In the evening, Japanese television stations stopped their previously uninterrupted coverage of the earthquake. Broadcaster TBS showed how the JAL plane coming from Hokkaido, in northern Japan, landed on the runway and a huge ball of fire lit up the night. Everything started to shake and the lights went out. “It’s like a horror story,” Swede Anton Deibe told Swedish radio station SVT after the evacuation. When the accident occurred, the 17-year-old was sitting next to his sister, behind the burning wing. There was panic on board.

A 33-year-old Japanese man told the Asahi Shimbun newspaper that orange flames were coming out of the window as the cabin filled with smoke. Like many other compatriots, he was returning from New Year celebrations with his in-laws in Hokkaido, with his wife and two-year-old daughter. He thought “Oh no” and tried not to inhale the smoke. “Please remain calm. Please do not carry your luggage,” the onboard announcement read, the Japanese continued.

As firefighters put out the huge fire near one of the destroyed engines and tall flames rose from the plane's windows, passengers left the plane via an emergency slide. There were eight small children among them. 17 occupants of the aircraft suffered injuries. Looking down into the inferno, it seems like a miracle that they survived. How exactly the collision with the coast guard plane occurred remained unclear at night.
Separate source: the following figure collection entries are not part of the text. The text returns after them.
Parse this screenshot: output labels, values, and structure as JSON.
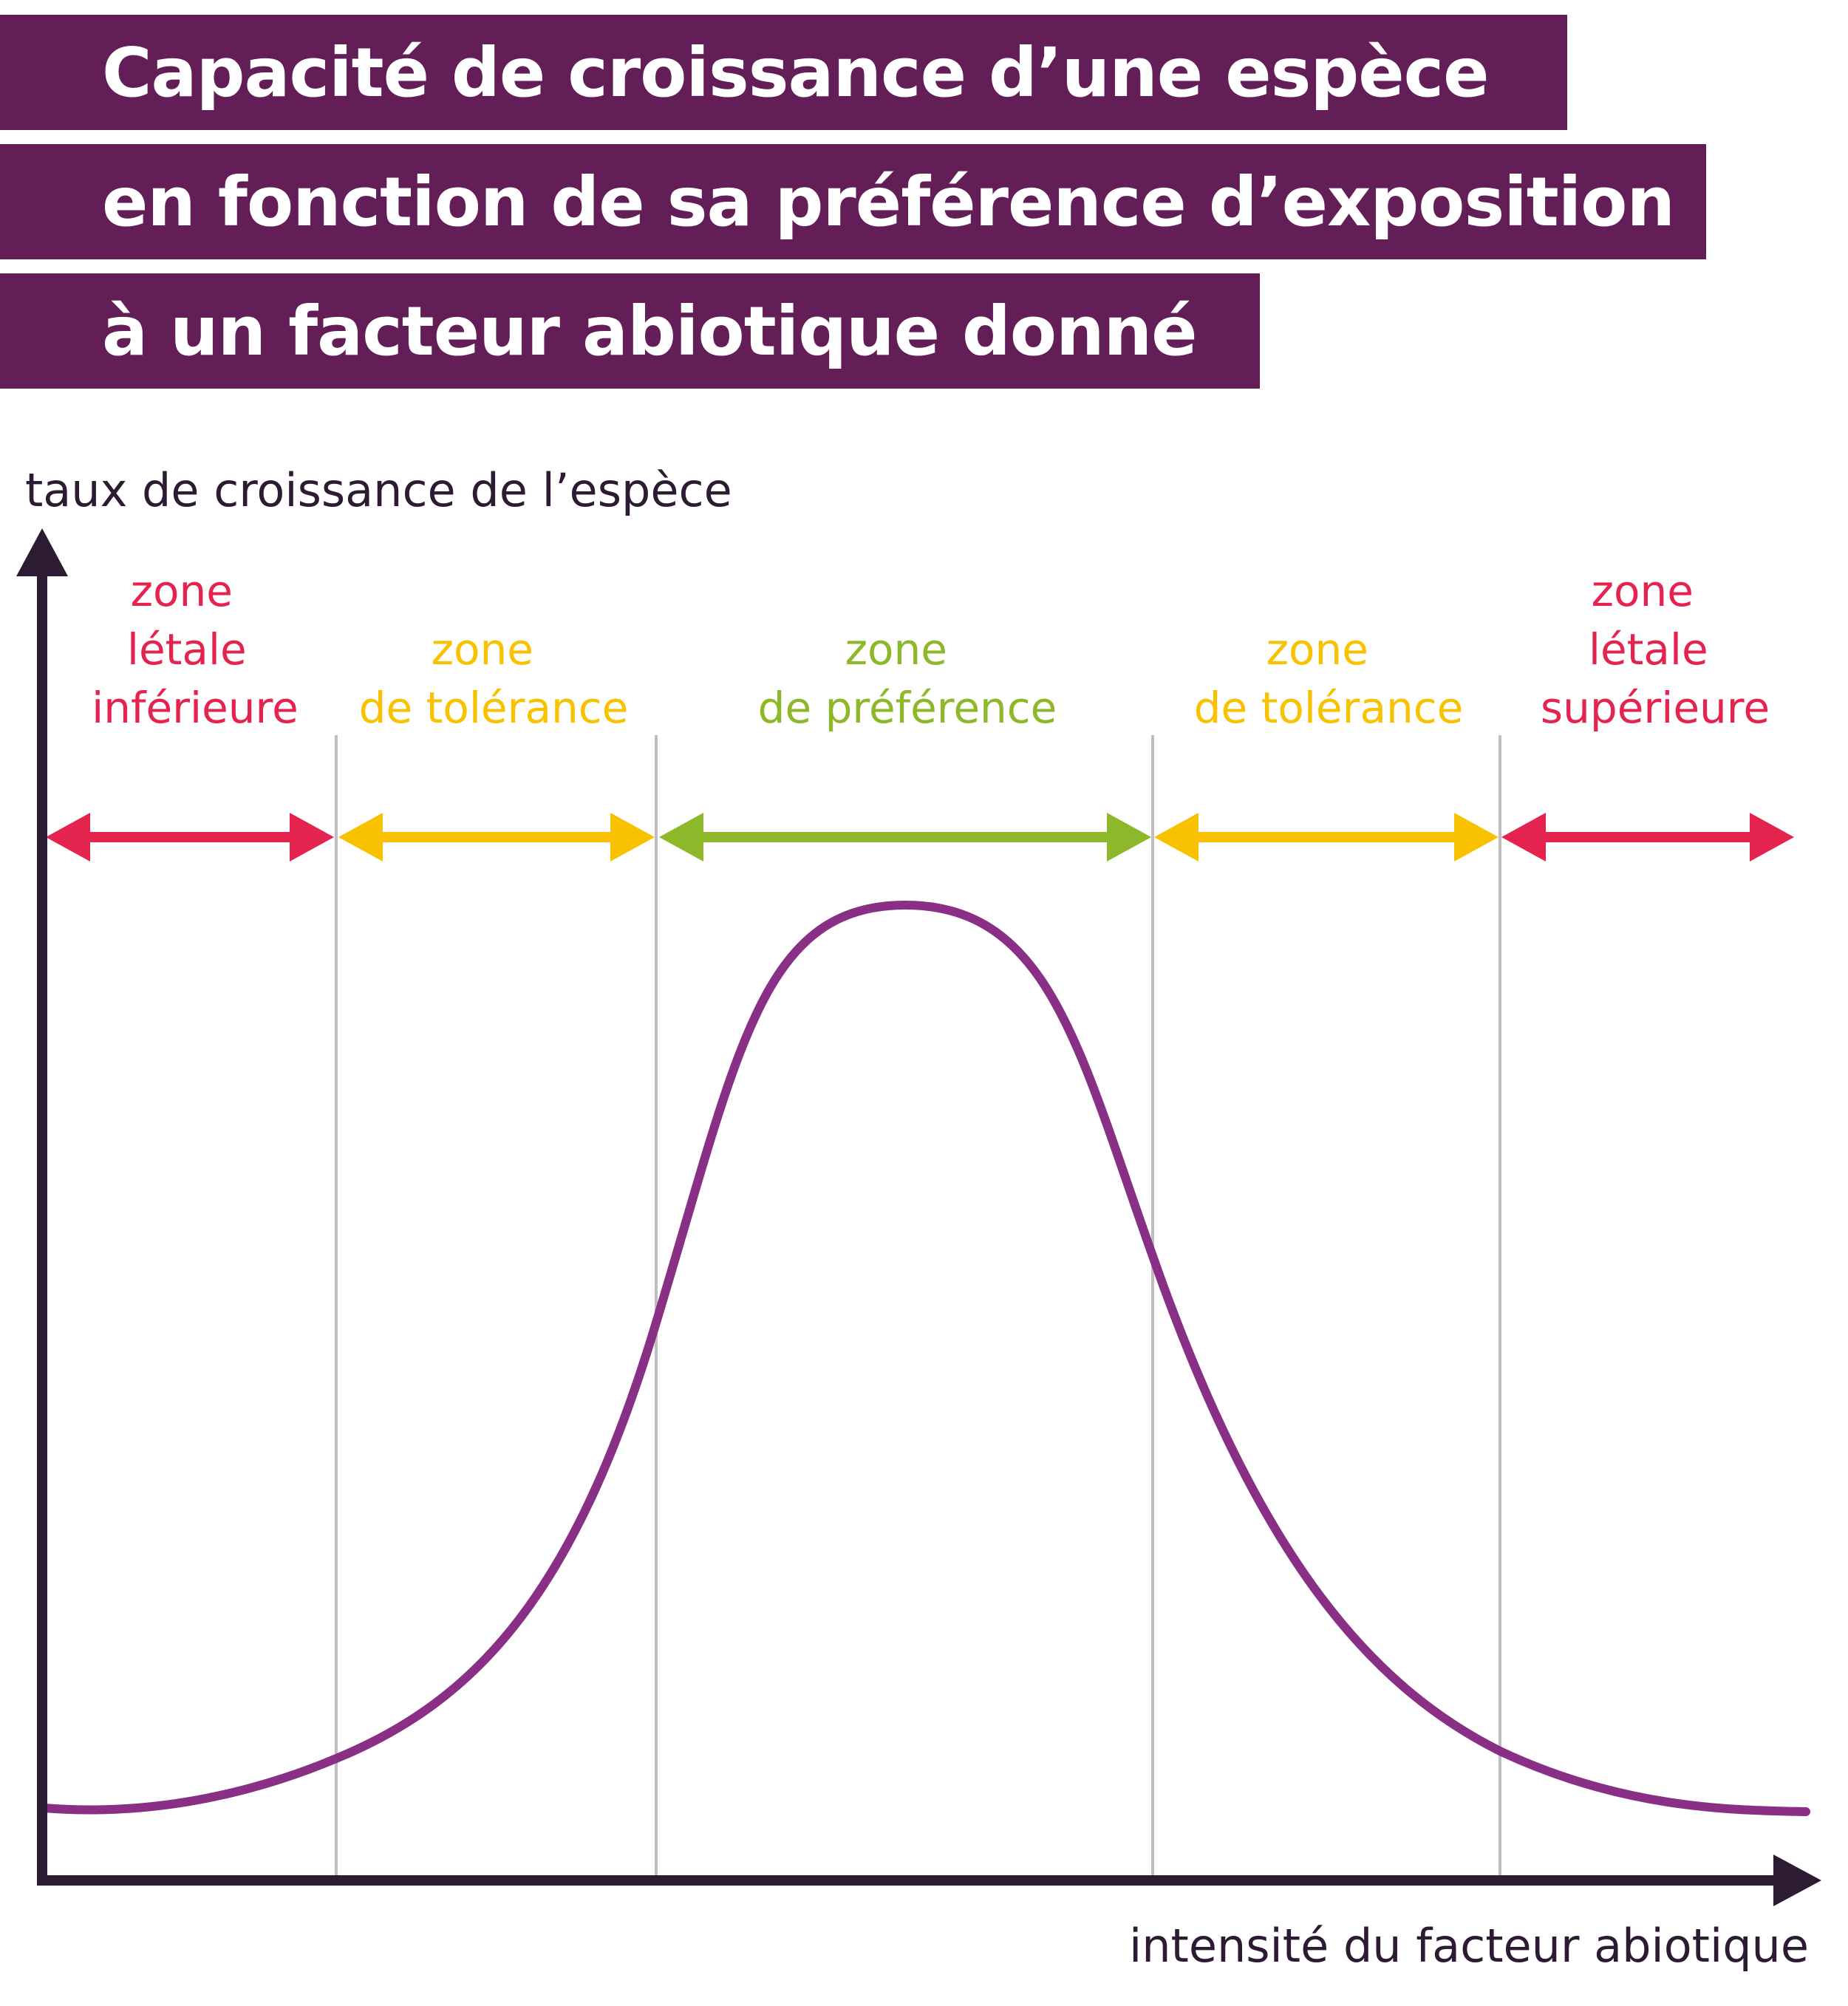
{
  "title": {
    "lines": [
      "Capacité de croissance d’une espèce",
      "en fonction de sa préférence d’exposition",
      "à un facteur abiotique donné"
    ],
    "band_color": "#631e58",
    "text_color": "#ffffff"
  },
  "axes": {
    "y_label": "taux de croissance de l’espèce",
    "x_label": "intensité du facteur abiotique",
    "color": "#2d1a33"
  },
  "zones": [
    {
      "lines": [
        "zone",
        "létale",
        "inférieure"
      ],
      "color": "#e5234f"
    },
    {
      "lines": [
        "zone",
        "de tolérance"
      ],
      "color": "#f8c200"
    },
    {
      "lines": [
        "zone",
        "de préférence"
      ],
      "color": "#8db829"
    },
    {
      "lines": [
        "zone",
        "de tolérance"
      ],
      "color": "#f8c200"
    },
    {
      "lines": [
        "zone",
        "létale",
        "supérieure"
      ],
      "color": "#e5234f"
    }
  ],
  "curve_color": "#8a2f86",
  "divider_color": "#c2bcc4"
}
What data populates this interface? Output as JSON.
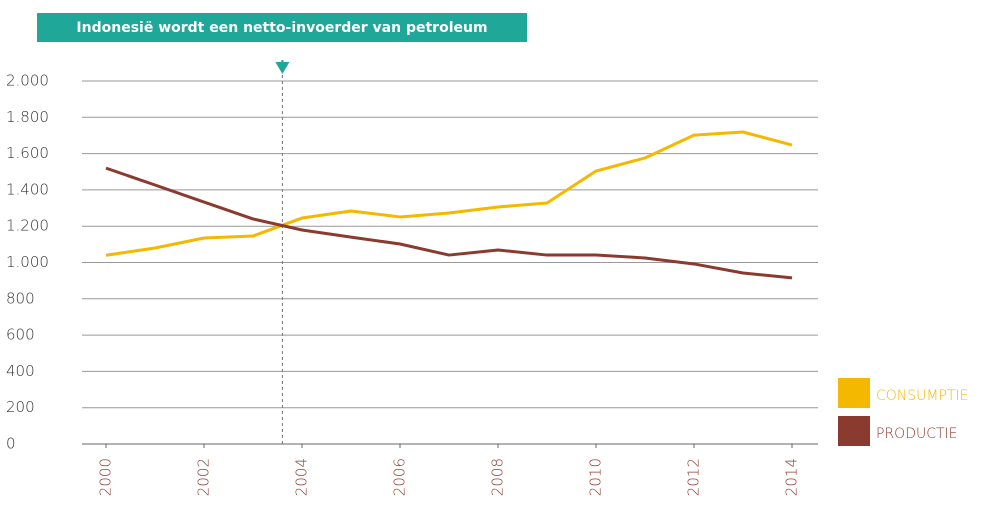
{
  "chart_data": {
    "type": "line",
    "annotation": {
      "text": "Indonesië wordt een netto-invoerder van petroleum",
      "x": 2003.6
    },
    "x": [
      2000,
      2001,
      2002,
      2003,
      2004,
      2005,
      2006,
      2007,
      2008,
      2009,
      2010,
      2011,
      2012,
      2013,
      2014
    ],
    "series": [
      {
        "name": "CONSUMPTIE",
        "color": "#f5b800",
        "values": [
          1040,
          1080,
          1135,
          1146,
          1245,
          1284,
          1251,
          1273,
          1306,
          1328,
          1504,
          1576,
          1702,
          1719,
          1647
        ]
      },
      {
        "name": "PRODUCTIE",
        "color": "#8b3a2f",
        "values": [
          1520,
          1427,
          1333,
          1240,
          1179,
          1140,
          1102,
          1041,
          1069,
          1041,
          1041,
          1025,
          992,
          942,
          915
        ]
      }
    ],
    "xlim": [
      2000,
      2014
    ],
    "xticks": [
      2000,
      2002,
      2004,
      2006,
      2008,
      2010,
      2012,
      2014
    ],
    "ylim": [
      0,
      2000
    ],
    "yticks": [
      0,
      200,
      400,
      600,
      800,
      {
        "value": 1000,
        "label": "1.000"
      },
      {
        "value": 1200,
        "label": "1.200"
      },
      {
        "value": 1400,
        "label": "1.400"
      },
      {
        "value": 1600,
        "label": "1.600"
      },
      {
        "value": 1800,
        "label": "1.800"
      },
      {
        "value": 2000,
        "label": "2.000"
      }
    ],
    "grid": true,
    "legend": "right"
  }
}
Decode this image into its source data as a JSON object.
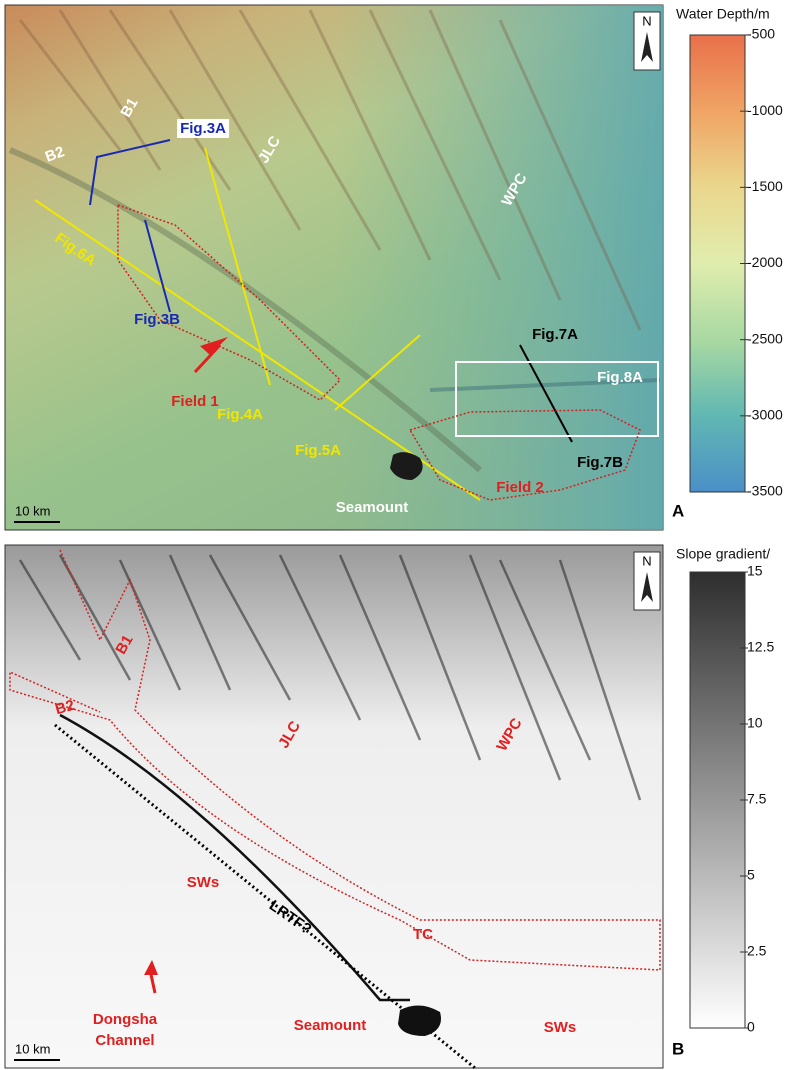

Meanwhile, on the other side of the archipelago in the Sea of ​​Japan, many people began a second night in emergency shelters. Numerous homes have been destroyed or have fallen victim to fires as a result of the ongoing earthquakes. Roads were destroyed or partially blocked by landslides and trees fell.

“I was very scared, I screamed. I thought I was going to die,” Australian tourist Kumudu Thuyakontha told The Sydney Morning Herald. She had just visited one of the traditional onsen baths in the popular tourist prefecture of Kanazawa when the building began to shake. She and her family were unharmed and took the first available train to Kyoto after the shock wore off.

Others were less fortunate. “At first I thought the earthquake was of normal intensity,” an Ishikawa resident told the Asahi Shimbun newspaper. “But soon after there was a vertical tremor and the house collapsed.” His 79-year-old mother, who was in another room, was almost buried under the house. They spent the night in a tent on a hill and were later moved to emergency accommodation, the 50-year-old told the newspaper.

Around 100,000 people were asked to seek safety during New Year celebrations. Power was out in tens of thousands of homes due to winter temperatures. Japan's Emperor Naruhito and his family canceled their traditional New Year's appearance before the people on Tuesday. They were heartbroken and hoped that life-saving efforts would progress as quickly as possible, the media quoted the House of Commons as saying. The meteorological authority warned of new earthquakes in the coming days.